While FrontBurner’s server went out for coffee yesterday, I decided to waste some time perusing the vote totals. Here are a few first-brush conclusions:
African-American Pastors Alliance: It’s a good thing I believe in mixing religion and politics, because these fellows sure know how to do it. The turnout was an impressive demonstration of muscle-flexing (and Laura Miller-baiting).
The Morning News, D Magazine, People Newspapers, and yes, even the Dallas Observer, if I don’t say so myself: All endorsed the proposal. It carried almost every precinct north of the Trinity (except in Lake Highlands–where it lost by 616 votes and where the opposition was led by respected neighborhood leaders like Alan Wahne). The theory that the vote means media endorsements no longer matter (as promulagated by Buzz this week in the Observer) is flat-out contradicted by the results. Just don’t expect the print media to have any impact where they don’t have any readers.
The aforementioned Laura Miller, of course: But don’t for a minute count her out. Her most-admired quality as a reporter was doggedness (truthfulness was another matter).
The North Dallas Chamber of Commerce: Steve Taylor and his board need to reconsider their posturing. As late as today’s edition of Preston Hollow People, Taylor is offering up such quotes as, “I can’t assure you that we’ll support (a second strong-mayor proposal)…” Let me break the news to you, Steve. Nobody cares whether you do or don’t. You didn’t carry a single precinct.
The Dallas Citizens Council: Thanks, guys. You, too, failed to influence a single vote, unless you have more clout in South Dallas than has hitherto been revealed. So now what are you going to do to fix City Hall?

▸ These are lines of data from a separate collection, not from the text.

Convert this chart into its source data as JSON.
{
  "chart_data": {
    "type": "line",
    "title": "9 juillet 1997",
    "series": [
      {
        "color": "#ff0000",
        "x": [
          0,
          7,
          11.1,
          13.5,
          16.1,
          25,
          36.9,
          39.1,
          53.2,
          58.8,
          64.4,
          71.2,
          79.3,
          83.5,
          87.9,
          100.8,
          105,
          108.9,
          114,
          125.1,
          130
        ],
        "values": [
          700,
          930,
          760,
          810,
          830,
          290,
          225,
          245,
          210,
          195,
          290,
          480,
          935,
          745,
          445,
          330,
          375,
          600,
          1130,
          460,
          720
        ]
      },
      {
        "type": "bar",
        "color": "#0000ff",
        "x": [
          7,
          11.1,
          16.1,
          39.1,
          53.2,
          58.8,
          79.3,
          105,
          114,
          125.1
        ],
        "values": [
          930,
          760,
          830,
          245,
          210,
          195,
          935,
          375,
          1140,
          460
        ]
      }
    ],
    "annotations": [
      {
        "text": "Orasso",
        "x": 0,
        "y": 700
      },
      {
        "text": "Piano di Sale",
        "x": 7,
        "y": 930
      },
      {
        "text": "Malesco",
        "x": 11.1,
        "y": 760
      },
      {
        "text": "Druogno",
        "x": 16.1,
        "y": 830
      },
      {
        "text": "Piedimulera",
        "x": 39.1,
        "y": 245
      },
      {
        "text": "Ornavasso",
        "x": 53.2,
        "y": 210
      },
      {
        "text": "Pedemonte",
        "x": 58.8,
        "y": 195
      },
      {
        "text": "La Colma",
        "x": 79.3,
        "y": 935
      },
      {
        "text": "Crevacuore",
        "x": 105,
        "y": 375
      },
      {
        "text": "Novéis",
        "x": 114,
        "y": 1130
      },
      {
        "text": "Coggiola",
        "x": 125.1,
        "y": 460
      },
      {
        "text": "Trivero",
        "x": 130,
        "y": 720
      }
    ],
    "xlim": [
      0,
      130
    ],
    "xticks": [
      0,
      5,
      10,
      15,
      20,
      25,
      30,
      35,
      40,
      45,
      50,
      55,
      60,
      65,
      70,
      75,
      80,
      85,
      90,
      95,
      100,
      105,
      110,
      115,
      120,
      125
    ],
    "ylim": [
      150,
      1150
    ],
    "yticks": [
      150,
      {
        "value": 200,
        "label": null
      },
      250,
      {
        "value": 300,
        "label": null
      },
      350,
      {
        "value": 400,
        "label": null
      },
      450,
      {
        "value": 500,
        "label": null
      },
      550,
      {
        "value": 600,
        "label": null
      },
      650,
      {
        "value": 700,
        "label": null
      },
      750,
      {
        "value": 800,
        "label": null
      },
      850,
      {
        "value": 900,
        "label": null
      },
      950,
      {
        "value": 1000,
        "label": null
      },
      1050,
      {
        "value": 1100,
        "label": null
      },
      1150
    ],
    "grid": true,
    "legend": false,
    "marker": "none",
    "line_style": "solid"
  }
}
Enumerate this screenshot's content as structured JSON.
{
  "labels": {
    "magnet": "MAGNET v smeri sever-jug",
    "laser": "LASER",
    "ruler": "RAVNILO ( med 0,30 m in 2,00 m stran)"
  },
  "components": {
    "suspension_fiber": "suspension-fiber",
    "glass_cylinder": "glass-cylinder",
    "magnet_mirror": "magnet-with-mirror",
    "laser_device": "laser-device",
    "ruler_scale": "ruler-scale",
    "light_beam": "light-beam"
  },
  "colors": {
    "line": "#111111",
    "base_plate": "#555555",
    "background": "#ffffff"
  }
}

My good friends Pat Cotton and cohorts: This GOP stalwart is constantly quoted in the press, and I have to wonder why. She campaigned hard against Blackwood–and from what I can tell, didn’t even carry her own precinct.
IN THE HOT SEAT
Council members Gary Griffith and Mitch Rasansky: Their districts went for it by substantial margins. Push will come to shove if they don’t deliver a new–and real–strong mayor alternative.